Speaker of the Tongan Legislative Assembly
- In office 10 February 2006 – 2008
- Preceded by: Lord Veikune
- Succeeded by: Lord Tuʻilakepa

Member of Parliament for Haʻapai Nobles' constituency
- Incumbent
- Assumed office 27 November 2014
- Preceded by: Fatafehi Fakafanua
- In office 1991 – 23 April 2008
- Succeeded by: Hon. Tuʻipelehake

= Havea Tuʻihaʻangana =

Tongan noble and politician

Havea Tuʻihaʻangana, styled Lord Tuʻihaʻangana, is a Tongan noble and politician. He was Speaker of the Tongan Legislative Assembly from 2006 to 2008.

Tuʻihaʻangana was first elected to the Legislative Assembly of Tonga as a noble representative for Haʻapai in 1991. In February 2006 he was appointed Speaker, replacing Lord Veikune following his conviction on tax evasion and bribery charges.
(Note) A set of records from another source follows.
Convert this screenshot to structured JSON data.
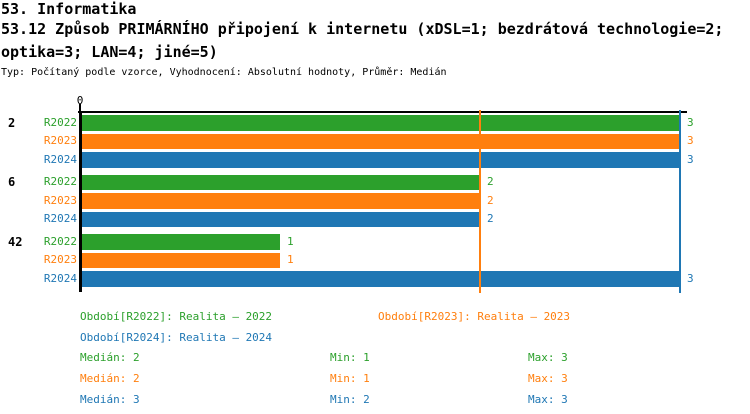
{
  "header": {
    "line1": "53. Informatika",
    "line2": "53.12 Způsob PRIMÁRNÍHO připojení k internetu (xDSL=1; bezdrátová technologie=2;",
    "line3": "optika=3; LAN=4; jiné=5)",
    "meta": "Typ: Počítaný podle vzorce, Vyhodnocení: Absolutní hodnoty, Průměr: Medián"
  },
  "chart_data": {
    "type": "bar",
    "orientation": "horizontal",
    "title": "53.12 Způsob PRIMÁRNÍHO připojení k internetu (xDSL=1; bezdrátová technologie=2; optika=3; LAN=4; jiné=5)",
    "categories": [
      "2",
      "6",
      "42"
    ],
    "series": [
      {
        "name": "R2022",
        "color": "#2ca02c",
        "values": [
          3,
          2,
          1
        ]
      },
      {
        "name": "R2023",
        "color": "#ff7f0e",
        "values": [
          3,
          2,
          1
        ]
      },
      {
        "name": "R2024",
        "color": "#1f77b4",
        "values": [
          3,
          2,
          3
        ]
      }
    ],
    "xlim": [
      0,
      3.02
    ],
    "x_tick_labels": [
      "0"
    ],
    "value_labels": true,
    "grid": false,
    "legend_position": "bottom",
    "reference_lines": [
      {
        "value": 2,
        "color": "#ff7f0e"
      },
      {
        "value": 3,
        "color": "#1f77b4"
      }
    ]
  },
  "legend": {
    "items": [
      {
        "label": "Období[R2022]: Realita – 2022",
        "color": "#2ca02c"
      },
      {
        "label": "Období[R2023]: Realita – 2023",
        "color": "#ff7f0e"
      },
      {
        "label": "Období[R2024]: Realita – 2024",
        "color": "#1f77b4"
      }
    ]
  },
  "stats": {
    "rows": [
      {
        "median": "Medián: 2",
        "min": "Min: 1",
        "max": "Max: 3",
        "color": "#2ca02c"
      },
      {
        "median": "Medián: 2",
        "min": "Min: 1",
        "max": "Max: 3",
        "color": "#ff7f0e"
      },
      {
        "median": "Medián: 3",
        "min": "Min: 2",
        "max": "Max: 3",
        "color": "#1f77b4"
      }
    ]
  }
}
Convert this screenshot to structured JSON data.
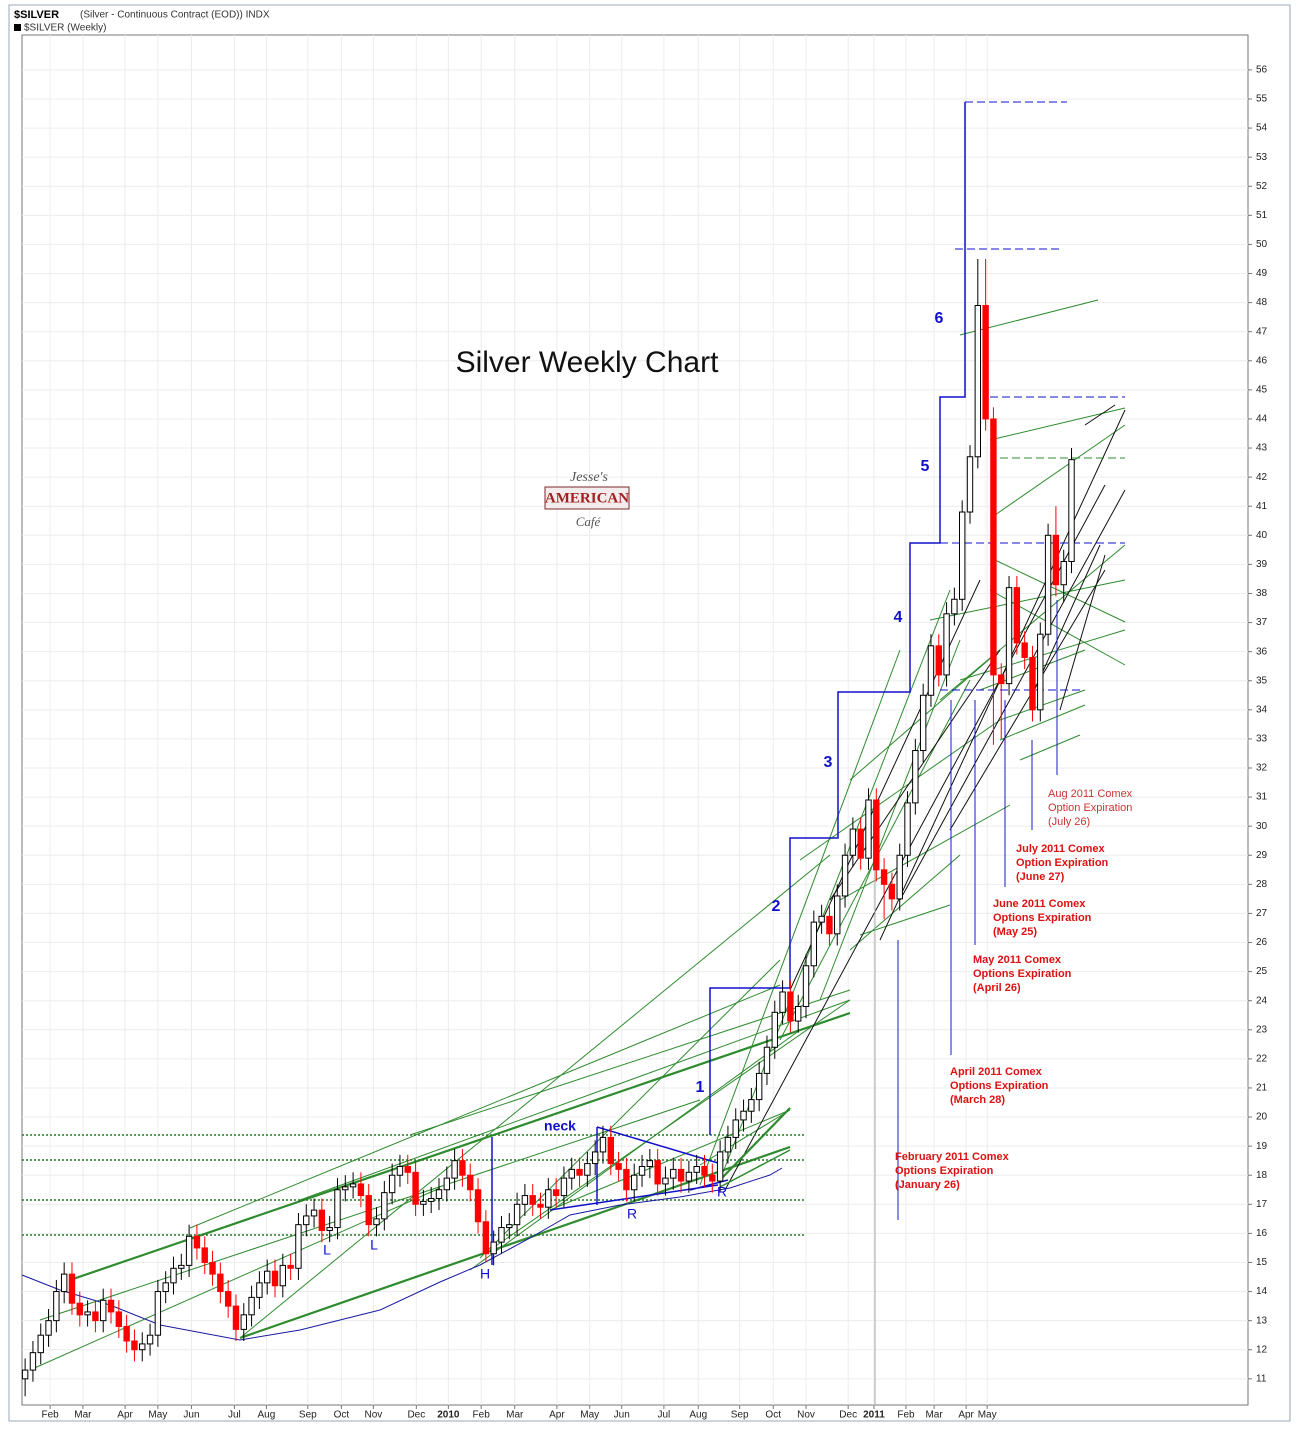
{
  "header": {
    "symbol": "$SILVER",
    "description": "(Silver - Continuous Contract (EOD)) INDX",
    "legend": "$SILVER (Weekly)"
  },
  "chart_data": {
    "type": "candlestick",
    "title": "Silver Weekly Chart",
    "up_color": "#ffffff",
    "down_color": "#ff0000",
    "grid": true,
    "ylim": [
      10.1,
      57.2
    ],
    "yticks": [
      11,
      12,
      13,
      14,
      15,
      16,
      17,
      18,
      19,
      20,
      21,
      22,
      23,
      24,
      25,
      26,
      27,
      28,
      29,
      30,
      31,
      32,
      33,
      34,
      35,
      36,
      37,
      38,
      39,
      40,
      41,
      42,
      43,
      44,
      45,
      46,
      47,
      48,
      49,
      50,
      51,
      52,
      53,
      54,
      55,
      56
    ],
    "xlim": [
      -0.4,
      156.6
    ],
    "xticks": [
      {
        "value": 3.2,
        "label": "Feb"
      },
      {
        "value": 7.4,
        "label": "Mar"
      },
      {
        "value": 12.8,
        "label": "Apr"
      },
      {
        "value": 17.0,
        "label": "May"
      },
      {
        "value": 21.3,
        "label": "Jun"
      },
      {
        "value": 26.8,
        "label": "Jul"
      },
      {
        "value": 30.9,
        "label": "Aug"
      },
      {
        "value": 36.2,
        "label": "Sep"
      },
      {
        "value": 40.5,
        "label": "Oct"
      },
      {
        "value": 44.6,
        "label": "Nov"
      },
      {
        "value": 50.1,
        "label": "Dec"
      },
      {
        "value": 54.2,
        "label": "2010"
      },
      {
        "value": 58.4,
        "label": "Feb"
      },
      {
        "value": 62.7,
        "label": "Mar"
      },
      {
        "value": 68.1,
        "label": "Apr"
      },
      {
        "value": 72.3,
        "label": "May"
      },
      {
        "value": 76.4,
        "label": "Jun"
      },
      {
        "value": 81.8,
        "label": "Jul"
      },
      {
        "value": 86.2,
        "label": "Aug"
      },
      {
        "value": 91.5,
        "label": "Sep"
      },
      {
        "value": 95.8,
        "label": "Oct"
      },
      {
        "value": 100.0,
        "label": "Nov"
      },
      {
        "value": 105.4,
        "label": "Dec"
      },
      {
        "value": 108.7,
        "label": "2011"
      },
      {
        "value": 112.8,
        "label": "Feb"
      },
      {
        "value": 116.4,
        "label": "Mar"
      },
      {
        "value": 120.5,
        "label": "Apr"
      },
      {
        "value": 123.2,
        "label": "May"
      }
    ],
    "x": [
      0,
      1,
      2,
      3,
      4,
      5,
      6,
      7,
      8,
      9,
      10,
      11,
      12,
      13,
      14,
      15,
      16,
      17,
      18,
      19,
      20,
      21,
      22,
      23,
      24,
      25,
      26,
      27,
      28,
      29,
      30,
      31,
      32,
      33,
      34,
      35,
      36,
      37,
      38,
      39,
      40,
      41,
      42,
      43,
      44,
      45,
      46,
      47,
      48,
      49,
      50,
      51,
      52,
      53,
      54,
      55,
      56,
      57,
      58,
      59,
      60,
      61,
      62,
      63,
      64,
      65,
      66,
      67,
      68,
      69,
      70,
      71,
      72,
      73,
      74,
      75,
      76,
      77,
      78,
      79,
      80,
      81,
      82,
      83,
      84,
      85,
      86,
      87,
      88,
      89,
      90,
      91,
      92,
      93,
      94,
      95,
      96,
      97,
      98,
      99,
      100,
      101,
      102,
      103,
      104,
      105,
      106,
      107,
      108,
      109,
      110,
      111,
      112,
      113,
      114,
      115,
      116,
      117,
      118,
      119,
      120,
      121,
      122,
      123,
      124,
      125,
      126,
      127,
      128,
      129,
      130,
      131,
      132,
      133,
      134
    ],
    "open": [
      11.0,
      11.3,
      11.9,
      12.5,
      13.0,
      14.0,
      14.6,
      13.6,
      13.2,
      13.3,
      13.0,
      13.7,
      13.3,
      12.8,
      12.3,
      12.0,
      12.2,
      12.5,
      14.0,
      14.3,
      14.8,
      14.9,
      15.9,
      15.5,
      15.0,
      14.6,
      14.0,
      13.5,
      12.7,
      13.2,
      13.8,
      14.3,
      14.7,
      14.2,
      14.9,
      14.8,
      16.3,
      16.6,
      16.8,
      16.1,
      16.2,
      17.5,
      17.6,
      17.7,
      17.3,
      16.3,
      16.5,
      17.4,
      18.0,
      18.3,
      18.1,
      17.0,
      17.1,
      17.2,
      17.5,
      17.9,
      18.5,
      18.0,
      17.5,
      16.4,
      15.3,
      15.7,
      16.2,
      16.3,
      17.0,
      17.3,
      17.0,
      16.9,
      17.5,
      17.3,
      17.9,
      18.2,
      18.0,
      18.4,
      18.8,
      19.3,
      18.4,
      18.2,
      17.5,
      18.0,
      18.3,
      18.5,
      17.7,
      17.9,
      18.2,
      17.8,
      18.1,
      18.3,
      18.0,
      17.8,
      18.8,
      19.3,
      19.9,
      20.2,
      20.6,
      21.5,
      22.4,
      23.6,
      24.3,
      23.3,
      23.8,
      25.2,
      26.7,
      26.9,
      26.3,
      27.6,
      29.0,
      29.9,
      28.9,
      30.9,
      28.5,
      28.0,
      27.5,
      29.0,
      30.8,
      32.6,
      34.5,
      36.2,
      35.2,
      37.3,
      37.8,
      40.8,
      42.7,
      47.9,
      44.0,
      35.2,
      34.9,
      38.2,
      36.3,
      35.8,
      34.0,
      36.6,
      40.0,
      38.3,
      39.1
    ],
    "high": [
      11.7,
      12.3,
      12.9,
      13.4,
      14.4,
      15.0,
      15.0,
      14.0,
      13.7,
      13.7,
      14.1,
      14.1,
      13.7,
      13.2,
      12.7,
      12.6,
      12.9,
      14.4,
      14.7,
      15.2,
      15.3,
      16.3,
      16.3,
      15.9,
      15.4,
      15.0,
      14.4,
      13.9,
      13.6,
      14.2,
      14.7,
      15.1,
      15.1,
      15.3,
      15.3,
      16.7,
      17.0,
      17.2,
      17.2,
      16.6,
      17.9,
      18.0,
      18.1,
      18.1,
      17.7,
      16.9,
      17.8,
      18.4,
      18.7,
      18.7,
      18.5,
      17.5,
      17.6,
      17.9,
      18.3,
      18.9,
      18.9,
      18.4,
      17.9,
      16.8,
      16.1,
      16.6,
      16.7,
      17.4,
      17.7,
      17.7,
      17.4,
      17.9,
      17.9,
      18.3,
      18.6,
      18.6,
      18.8,
      19.2,
      19.7,
      19.7,
      18.8,
      18.6,
      18.4,
      18.7,
      18.9,
      18.9,
      18.3,
      18.6,
      18.6,
      18.5,
      18.7,
      18.7,
      18.4,
      19.2,
      19.7,
      20.3,
      20.6,
      21.0,
      21.9,
      22.8,
      24.0,
      24.7,
      24.7,
      24.2,
      25.6,
      27.1,
      27.3,
      27.3,
      28.0,
      29.4,
      30.3,
      30.3,
      31.3,
      31.3,
      28.9,
      28.4,
      29.4,
      31.2,
      33.0,
      34.9,
      36.6,
      36.6,
      37.7,
      38.2,
      41.2,
      43.1,
      49.5,
      49.5,
      44.4,
      35.6,
      38.6,
      38.6,
      36.7,
      36.2,
      37.0,
      40.4,
      41.0,
      39.5,
      43.0
    ],
    "low": [
      10.4,
      10.9,
      11.5,
      12.1,
      12.6,
      13.6,
      13.2,
      12.8,
      12.8,
      12.6,
      12.6,
      12.9,
      12.4,
      11.9,
      11.6,
      11.6,
      11.8,
      12.1,
      13.6,
      13.9,
      14.4,
      14.5,
      15.1,
      14.6,
      14.2,
      13.6,
      13.1,
      12.3,
      12.3,
      12.8,
      13.4,
      13.9,
      13.8,
      13.8,
      14.4,
      14.4,
      15.9,
      16.2,
      15.7,
      15.7,
      15.8,
      17.1,
      17.2,
      16.9,
      15.9,
      15.9,
      16.1,
      17.0,
      17.6,
      17.7,
      16.6,
      16.6,
      16.7,
      16.8,
      17.1,
      17.5,
      17.6,
      17.1,
      16.0,
      15.0,
      14.9,
      15.3,
      15.8,
      15.9,
      16.6,
      16.6,
      16.5,
      16.5,
      16.9,
      16.9,
      17.5,
      17.6,
      17.6,
      18.0,
      18.4,
      18.0,
      17.8,
      17.1,
      17.1,
      17.6,
      17.9,
      17.3,
      17.3,
      17.5,
      17.4,
      17.4,
      17.7,
      17.6,
      17.4,
      17.4,
      18.4,
      18.9,
      19.5,
      19.8,
      20.2,
      21.1,
      22.0,
      23.2,
      22.9,
      22.9,
      23.4,
      24.8,
      26.3,
      25.9,
      25.9,
      27.2,
      28.6,
      28.5,
      28.5,
      28.1,
      26.8,
      27.1,
      27.1,
      28.6,
      30.4,
      32.2,
      34.1,
      34.8,
      34.8,
      36.9,
      37.4,
      40.4,
      42.3,
      43.6,
      32.8,
      33.0,
      34.5,
      35.9,
      35.4,
      33.6,
      33.6,
      36.2,
      37.9,
      37.7,
      38.7
    ],
    "close": [
      11.3,
      11.9,
      12.5,
      13.0,
      14.0,
      14.6,
      13.6,
      13.2,
      13.3,
      13.0,
      13.7,
      13.3,
      12.8,
      12.3,
      12.0,
      12.2,
      12.5,
      14.0,
      14.3,
      14.8,
      14.9,
      15.9,
      15.5,
      15.0,
      14.6,
      14.0,
      13.5,
      12.7,
      13.2,
      13.8,
      14.3,
      14.7,
      14.2,
      14.9,
      14.8,
      16.3,
      16.6,
      16.8,
      16.1,
      16.2,
      17.5,
      17.6,
      17.7,
      17.3,
      16.3,
      16.5,
      17.4,
      18.0,
      18.3,
      18.1,
      17.0,
      17.1,
      17.2,
      17.5,
      17.9,
      18.5,
      18.0,
      17.5,
      16.4,
      15.3,
      15.7,
      16.2,
      16.3,
      17.0,
      17.3,
      17.0,
      16.9,
      17.5,
      17.3,
      17.9,
      18.2,
      18.0,
      18.4,
      18.8,
      19.3,
      18.4,
      18.2,
      17.5,
      18.0,
      18.3,
      18.5,
      17.7,
      17.9,
      18.2,
      17.8,
      18.1,
      18.3,
      18.0,
      17.8,
      18.8,
      19.3,
      19.9,
      20.2,
      20.6,
      21.5,
      22.4,
      23.6,
      24.3,
      23.3,
      23.8,
      25.2,
      26.7,
      26.9,
      26.3,
      27.6,
      29.0,
      29.9,
      28.9,
      30.9,
      28.5,
      28.0,
      27.5,
      29.0,
      30.8,
      32.6,
      34.5,
      36.2,
      35.2,
      37.3,
      37.8,
      40.8,
      42.7,
      47.9,
      44.0,
      35.2,
      34.9,
      38.2,
      36.3,
      35.8,
      34.0,
      36.6,
      40.0,
      38.3,
      39.1,
      42.6
    ],
    "annotations": {
      "waves": [
        "1",
        "2",
        "3",
        "4",
        "5",
        "6"
      ],
      "pattern_labels": [
        "neck",
        "L",
        "L",
        "H",
        "R",
        "R"
      ],
      "expirations": [
        [
          "February 2011 Comex",
          "Options Expiration",
          "(January 26)"
        ],
        [
          "April 2011 Comex",
          "Options Expiration",
          "(March 28)"
        ],
        [
          "May 2011 Comex",
          "Options Expiration",
          "(April 26)"
        ],
        [
          "June 2011 Comex",
          "Options Expiration",
          "(May 25)"
        ],
        [
          "July 2011 Comex",
          "Option Expiration",
          "(June 27)"
        ],
        [
          "Aug 2011 Comex",
          "Option Expiration",
          "(July 26)"
        ]
      ],
      "logo": [
        "Jesse's",
        "AMERICAN",
        "Café"
      ]
    }
  }
}
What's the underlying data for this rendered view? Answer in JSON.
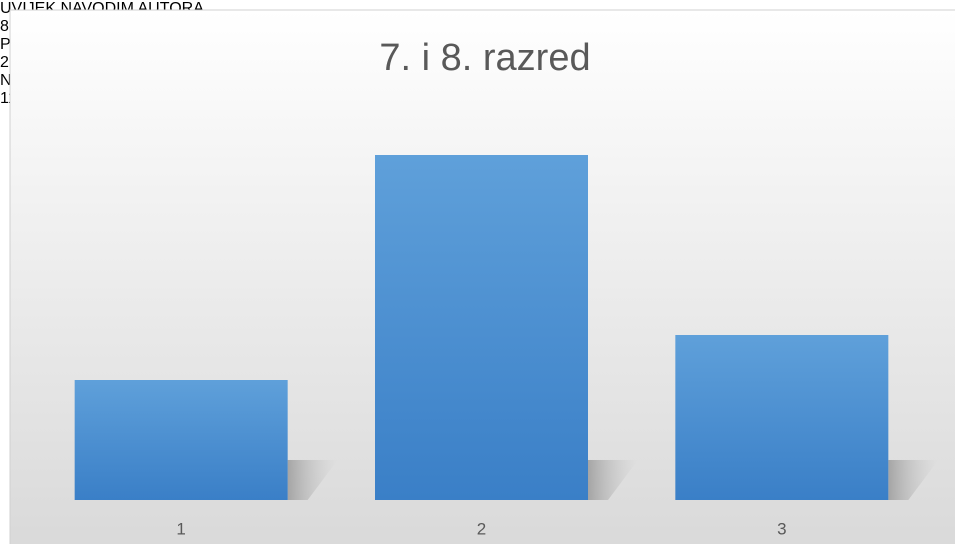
{
  "chart_data": {
    "type": "bar",
    "title": "7. i 8. razred",
    "categories": [
      "1",
      "2",
      "3"
    ],
    "values": [
      8,
      23,
      11
    ],
    "data_labels": [
      "UVIJEK NAVODIM AUTORA",
      "PONEKAD NAVODIM AUTORA",
      "NIKADA NE NAVODIM AUTORA"
    ],
    "color": "#4a8fd2",
    "ylim": [
      0,
      25
    ],
    "grid": false
  }
}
He lost his seat at the 2008 election. Following his election loss he was appointed Governor of Haʻapai.

He was re-elected in the 2014 election. During this term he opposed the government of ʻAkilisi Pōhiva, tabling a no-confidence motion in 2017.

He was re-elected again by the nobles in the 2017 election, and in 2021.

==Honours==
- National honours
- Order of Queen Sālote Tupou III, Grand Cross (31 July 2008).